Accomplishment is a very significant thing. As a writer I know I need a strong support system to help guide my vision, because my artistry requires a finely tuned balance of intellect and emotion which is nearly impossible to achieve all on my own. Accomplishment is a fulfilling reward, as well as an excellent incentive, however--and this is where accomplishment can be mutated into power--if one exclusively strives for the result of accomplishment rather than fulfilling all the steps organically, then what an individual harvests is not the seed of empowerment, but the seed of power.
The seed of power can thus exist both in individuals as well as collectives, however the functions and entailments are different. Collectives rely upon what Orwell calls group-think, a peer-pressure momentum, which sounds like something that only applies to children but is seriously one of the most significant intangibles in collective human affairs. Peer pressure not only validates, but it scorns, conforming people to a culture that is implicit. Since most of us are socially-influenced--in that we're not naturally autonomous--if we don't actively reflect upon the mechanisms and institutions of culture, we can easily be brushed into the direction of the common social tide, unknowingly collectivizing.
Power thus can be exercised with subtle cues brushing people along, rather than exclusively via aggression and coercion. Even though power is both a cause and an effect, I want to bring accomplishment and purpose into the forefront. One's orientation with the phenomena of power determines whether they strive for individual accomplishment (means), or strive toward fulfilling a purposeful end. It's so easy for collectives to operate via purpose because establishing and balancing individuals takes much more work--and doesn't guarantee success--than it does to rely on the strength of the collective to obtain what they deemed a worthy prize.

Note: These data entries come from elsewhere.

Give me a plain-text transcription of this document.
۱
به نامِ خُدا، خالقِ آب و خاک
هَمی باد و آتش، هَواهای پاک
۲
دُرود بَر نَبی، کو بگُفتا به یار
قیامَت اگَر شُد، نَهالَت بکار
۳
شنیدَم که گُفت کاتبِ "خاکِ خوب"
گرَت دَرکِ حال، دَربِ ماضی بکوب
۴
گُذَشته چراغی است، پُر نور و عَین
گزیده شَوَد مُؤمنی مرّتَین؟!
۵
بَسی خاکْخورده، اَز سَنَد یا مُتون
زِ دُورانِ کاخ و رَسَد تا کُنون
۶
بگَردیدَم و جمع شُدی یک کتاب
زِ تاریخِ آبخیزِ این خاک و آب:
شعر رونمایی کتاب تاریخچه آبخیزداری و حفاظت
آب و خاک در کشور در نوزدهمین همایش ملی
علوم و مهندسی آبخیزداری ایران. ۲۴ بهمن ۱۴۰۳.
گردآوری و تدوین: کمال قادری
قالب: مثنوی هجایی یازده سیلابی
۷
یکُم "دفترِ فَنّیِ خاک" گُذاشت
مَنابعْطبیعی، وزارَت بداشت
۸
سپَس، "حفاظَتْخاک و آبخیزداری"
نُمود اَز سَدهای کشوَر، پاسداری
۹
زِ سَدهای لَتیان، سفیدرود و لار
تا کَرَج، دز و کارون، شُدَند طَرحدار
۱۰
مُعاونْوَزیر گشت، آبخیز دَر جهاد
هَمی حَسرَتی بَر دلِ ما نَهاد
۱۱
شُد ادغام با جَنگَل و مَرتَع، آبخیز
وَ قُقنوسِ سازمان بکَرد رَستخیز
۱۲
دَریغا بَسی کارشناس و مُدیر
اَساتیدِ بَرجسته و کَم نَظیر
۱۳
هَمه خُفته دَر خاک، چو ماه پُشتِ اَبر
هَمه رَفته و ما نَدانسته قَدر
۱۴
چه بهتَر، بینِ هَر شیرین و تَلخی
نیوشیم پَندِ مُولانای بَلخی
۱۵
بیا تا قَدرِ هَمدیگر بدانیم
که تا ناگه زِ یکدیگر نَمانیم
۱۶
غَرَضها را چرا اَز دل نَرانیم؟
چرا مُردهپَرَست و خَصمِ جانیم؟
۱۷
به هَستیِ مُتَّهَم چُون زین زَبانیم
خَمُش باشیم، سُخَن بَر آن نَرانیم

Collectivism isn't inherently defective and neither is individualism, however collectivism facilitates a flight from reason because of the calm brush-strokes of power that exist between each member. Peer forces and the tacit agreements are thus suspect. If a collective is going to foster individuality and intra-critique then enough reason must be exercised between the individuals to overpower the subtle brush-strokes of power that flows in between the members. For empowerment to occur, not only do individuals need to exert themselves, but the collective itself must insist they exist.